Die beiden Männergruppen haben laut der Anklage ihren Streit auf dem Gehweg vor dem Friseurgeschäft fortgesetzt, dort hätten Z. und sein 29-jähriger Hauptwidersacher „Mann gegen Mann“ kämpfen wollen. Als der 29-Jährige seine Jacke geöffnet habe, um zu zeigen, dass er unbewaffnet sei, habe Z. blitzartig eine Pistole gezogen und vier Schüsse abgegeben. Z. habe geschossen, „um sein Ansehen bei den Black Jackets wiederherzustellen“ und den 29-Jährigen „als Repräsentanten der United Tribuns zu bestrafen“, so der Oberstaatsanwalt. Verborgen in der Hose des Getöteten fanden Rettungskräfte hinterher eine „Stahlrute“, eine Art Totschläger.

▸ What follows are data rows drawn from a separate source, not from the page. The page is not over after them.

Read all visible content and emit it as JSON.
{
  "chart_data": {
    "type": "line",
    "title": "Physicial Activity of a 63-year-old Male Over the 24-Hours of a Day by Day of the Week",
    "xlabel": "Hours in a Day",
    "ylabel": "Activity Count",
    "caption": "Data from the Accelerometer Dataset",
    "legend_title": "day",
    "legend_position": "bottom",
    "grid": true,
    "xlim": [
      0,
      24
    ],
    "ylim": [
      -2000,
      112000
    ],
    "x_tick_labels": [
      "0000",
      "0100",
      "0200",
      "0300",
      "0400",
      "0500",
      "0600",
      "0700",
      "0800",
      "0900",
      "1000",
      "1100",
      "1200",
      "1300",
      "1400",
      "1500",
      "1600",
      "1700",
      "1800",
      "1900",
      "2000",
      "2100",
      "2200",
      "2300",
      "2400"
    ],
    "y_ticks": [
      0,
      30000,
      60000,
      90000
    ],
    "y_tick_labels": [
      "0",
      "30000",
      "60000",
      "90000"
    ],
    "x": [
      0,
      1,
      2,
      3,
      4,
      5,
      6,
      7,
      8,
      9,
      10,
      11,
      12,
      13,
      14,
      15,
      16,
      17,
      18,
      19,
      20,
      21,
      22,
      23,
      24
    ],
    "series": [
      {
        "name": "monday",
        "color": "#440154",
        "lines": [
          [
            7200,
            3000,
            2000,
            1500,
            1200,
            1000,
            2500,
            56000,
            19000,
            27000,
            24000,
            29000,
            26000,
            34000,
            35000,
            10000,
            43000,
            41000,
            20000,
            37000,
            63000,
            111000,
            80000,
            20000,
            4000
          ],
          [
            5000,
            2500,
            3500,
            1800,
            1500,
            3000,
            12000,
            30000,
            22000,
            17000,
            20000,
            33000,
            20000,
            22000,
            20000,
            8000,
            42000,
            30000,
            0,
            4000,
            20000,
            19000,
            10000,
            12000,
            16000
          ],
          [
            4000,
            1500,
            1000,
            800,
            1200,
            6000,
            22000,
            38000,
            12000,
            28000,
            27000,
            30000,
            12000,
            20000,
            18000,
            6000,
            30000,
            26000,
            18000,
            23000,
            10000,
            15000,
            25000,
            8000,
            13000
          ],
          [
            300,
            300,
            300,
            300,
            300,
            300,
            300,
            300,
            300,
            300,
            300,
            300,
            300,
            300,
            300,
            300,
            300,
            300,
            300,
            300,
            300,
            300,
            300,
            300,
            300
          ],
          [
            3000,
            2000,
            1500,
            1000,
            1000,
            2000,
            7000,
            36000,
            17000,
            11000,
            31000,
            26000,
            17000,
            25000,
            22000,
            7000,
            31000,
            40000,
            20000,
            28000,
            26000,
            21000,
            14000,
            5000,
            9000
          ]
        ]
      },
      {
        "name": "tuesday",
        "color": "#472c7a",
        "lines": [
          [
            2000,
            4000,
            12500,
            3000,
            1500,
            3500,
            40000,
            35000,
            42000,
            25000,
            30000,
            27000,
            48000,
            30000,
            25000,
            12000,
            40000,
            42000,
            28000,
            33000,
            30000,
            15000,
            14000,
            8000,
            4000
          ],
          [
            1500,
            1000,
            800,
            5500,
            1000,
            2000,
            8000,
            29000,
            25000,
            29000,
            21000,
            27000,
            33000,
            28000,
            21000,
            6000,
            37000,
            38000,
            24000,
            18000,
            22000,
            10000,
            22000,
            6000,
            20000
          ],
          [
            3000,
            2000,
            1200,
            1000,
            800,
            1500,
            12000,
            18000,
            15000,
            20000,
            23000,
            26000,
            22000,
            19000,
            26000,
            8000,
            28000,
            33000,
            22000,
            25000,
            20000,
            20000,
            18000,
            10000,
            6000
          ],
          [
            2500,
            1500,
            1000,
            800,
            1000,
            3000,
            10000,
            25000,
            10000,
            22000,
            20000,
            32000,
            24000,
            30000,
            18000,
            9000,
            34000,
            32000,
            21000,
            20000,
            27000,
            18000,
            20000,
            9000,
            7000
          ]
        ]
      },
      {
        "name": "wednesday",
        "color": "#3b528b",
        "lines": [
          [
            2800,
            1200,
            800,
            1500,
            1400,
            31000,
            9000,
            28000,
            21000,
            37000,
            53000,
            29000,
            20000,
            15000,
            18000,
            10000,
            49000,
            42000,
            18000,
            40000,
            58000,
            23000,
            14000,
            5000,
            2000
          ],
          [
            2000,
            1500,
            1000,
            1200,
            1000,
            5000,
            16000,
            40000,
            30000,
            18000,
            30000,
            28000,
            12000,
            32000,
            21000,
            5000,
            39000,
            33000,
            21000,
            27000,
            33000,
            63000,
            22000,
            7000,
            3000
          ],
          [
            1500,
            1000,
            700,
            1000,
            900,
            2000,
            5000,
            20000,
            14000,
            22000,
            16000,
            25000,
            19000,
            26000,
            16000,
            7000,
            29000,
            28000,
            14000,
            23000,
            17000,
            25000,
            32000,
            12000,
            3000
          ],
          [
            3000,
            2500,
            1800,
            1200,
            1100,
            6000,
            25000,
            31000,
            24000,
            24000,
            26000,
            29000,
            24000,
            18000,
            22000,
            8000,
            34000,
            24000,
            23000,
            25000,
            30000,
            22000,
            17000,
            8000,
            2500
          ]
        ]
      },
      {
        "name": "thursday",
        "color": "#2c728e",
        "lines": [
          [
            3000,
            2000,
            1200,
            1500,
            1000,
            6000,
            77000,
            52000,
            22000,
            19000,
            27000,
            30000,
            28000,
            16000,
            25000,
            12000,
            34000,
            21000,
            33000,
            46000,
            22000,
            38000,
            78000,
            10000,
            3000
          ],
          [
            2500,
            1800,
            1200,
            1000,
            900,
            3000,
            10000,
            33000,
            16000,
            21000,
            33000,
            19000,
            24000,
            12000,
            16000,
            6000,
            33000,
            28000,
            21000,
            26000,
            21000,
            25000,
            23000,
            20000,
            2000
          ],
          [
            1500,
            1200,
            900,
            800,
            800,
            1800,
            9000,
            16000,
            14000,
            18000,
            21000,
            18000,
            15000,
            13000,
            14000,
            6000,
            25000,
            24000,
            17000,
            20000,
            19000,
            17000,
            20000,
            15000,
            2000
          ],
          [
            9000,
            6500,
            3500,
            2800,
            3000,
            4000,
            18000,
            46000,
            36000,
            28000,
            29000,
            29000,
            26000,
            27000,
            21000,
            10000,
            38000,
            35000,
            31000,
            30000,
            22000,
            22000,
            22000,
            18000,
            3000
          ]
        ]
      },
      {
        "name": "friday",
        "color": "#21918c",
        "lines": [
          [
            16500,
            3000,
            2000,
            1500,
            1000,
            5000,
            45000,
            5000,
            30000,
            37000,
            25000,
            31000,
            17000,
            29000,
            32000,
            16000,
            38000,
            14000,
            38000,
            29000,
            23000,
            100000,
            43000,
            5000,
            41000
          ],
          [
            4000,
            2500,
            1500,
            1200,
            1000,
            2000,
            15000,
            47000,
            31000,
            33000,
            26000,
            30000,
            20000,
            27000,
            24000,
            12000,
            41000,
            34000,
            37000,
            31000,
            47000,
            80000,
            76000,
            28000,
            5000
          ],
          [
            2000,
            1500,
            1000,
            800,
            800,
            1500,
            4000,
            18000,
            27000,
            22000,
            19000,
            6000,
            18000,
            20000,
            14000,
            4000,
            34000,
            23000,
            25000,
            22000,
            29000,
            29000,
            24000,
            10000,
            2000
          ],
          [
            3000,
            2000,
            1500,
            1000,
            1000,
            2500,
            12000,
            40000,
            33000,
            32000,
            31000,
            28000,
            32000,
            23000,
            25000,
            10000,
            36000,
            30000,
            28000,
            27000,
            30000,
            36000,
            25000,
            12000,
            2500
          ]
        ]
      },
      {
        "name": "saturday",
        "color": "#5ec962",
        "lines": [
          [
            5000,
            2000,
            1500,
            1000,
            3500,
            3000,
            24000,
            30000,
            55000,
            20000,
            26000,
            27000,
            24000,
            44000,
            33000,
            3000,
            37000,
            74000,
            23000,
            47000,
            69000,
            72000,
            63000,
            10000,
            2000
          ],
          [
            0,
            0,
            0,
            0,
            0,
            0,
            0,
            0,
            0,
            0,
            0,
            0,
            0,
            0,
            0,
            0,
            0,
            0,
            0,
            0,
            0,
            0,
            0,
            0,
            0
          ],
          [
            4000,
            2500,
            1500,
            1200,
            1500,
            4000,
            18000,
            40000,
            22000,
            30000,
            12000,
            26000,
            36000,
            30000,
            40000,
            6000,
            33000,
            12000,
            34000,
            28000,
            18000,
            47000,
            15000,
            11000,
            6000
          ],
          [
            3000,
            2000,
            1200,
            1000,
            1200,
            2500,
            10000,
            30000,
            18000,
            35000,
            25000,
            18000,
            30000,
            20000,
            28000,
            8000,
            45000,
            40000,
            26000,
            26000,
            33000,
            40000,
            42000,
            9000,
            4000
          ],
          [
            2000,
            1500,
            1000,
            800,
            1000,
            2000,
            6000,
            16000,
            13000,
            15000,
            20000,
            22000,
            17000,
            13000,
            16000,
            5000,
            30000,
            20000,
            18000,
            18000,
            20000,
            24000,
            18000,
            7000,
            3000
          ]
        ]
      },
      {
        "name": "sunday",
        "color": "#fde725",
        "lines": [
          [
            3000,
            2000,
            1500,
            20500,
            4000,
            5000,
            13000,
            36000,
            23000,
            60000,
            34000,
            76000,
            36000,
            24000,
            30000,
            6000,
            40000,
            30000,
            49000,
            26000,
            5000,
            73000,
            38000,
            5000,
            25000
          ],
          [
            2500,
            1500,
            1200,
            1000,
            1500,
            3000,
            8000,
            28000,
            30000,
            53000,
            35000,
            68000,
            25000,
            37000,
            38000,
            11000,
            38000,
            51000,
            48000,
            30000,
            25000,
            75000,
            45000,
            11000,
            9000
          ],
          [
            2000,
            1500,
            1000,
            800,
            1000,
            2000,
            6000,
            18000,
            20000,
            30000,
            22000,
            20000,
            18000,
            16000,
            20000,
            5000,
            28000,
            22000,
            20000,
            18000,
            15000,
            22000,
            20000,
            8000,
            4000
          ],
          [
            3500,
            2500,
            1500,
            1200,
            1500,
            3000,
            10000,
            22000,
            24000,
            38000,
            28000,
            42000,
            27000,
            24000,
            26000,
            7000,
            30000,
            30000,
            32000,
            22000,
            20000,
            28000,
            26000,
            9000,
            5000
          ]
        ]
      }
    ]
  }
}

Die Pistole ist verschwunden

Z. sagt nichts zum Tathergang, die Verteidigerin Stiefel-Bechdolf verliest für ihn eine Erklärung. Es sei gestritten worden, lässt der Angeklagte mitteilen, der 29-Jährige habe ihn wegen des verbrannten Autos angeschrien, „was die Scheiße sollte“. Das Gebrüll sei immer lauter geworden – und dann: „Ich dachte, dass er nach einer Waffe greift. Ich habe etwas Silbernes blitzen gesehen“, liest die Anwältin vor. Er habe geschossen, um seinem Widersacher „zuvorzukommen“. Auch von dessen 25-jährigem Bruder habe er sich bedroht gefühlt. Die Pistole, die bis heute verschwunden ist, habe er bei der Flucht aus dem Auto geworfen.

Der Prozess ist bis zum 9. Dezember terminiert. 70 Zeugen sind benannt. Auch der psychiatrische Gutachter Peter Winckler aus Tübingen wird noch sprechen.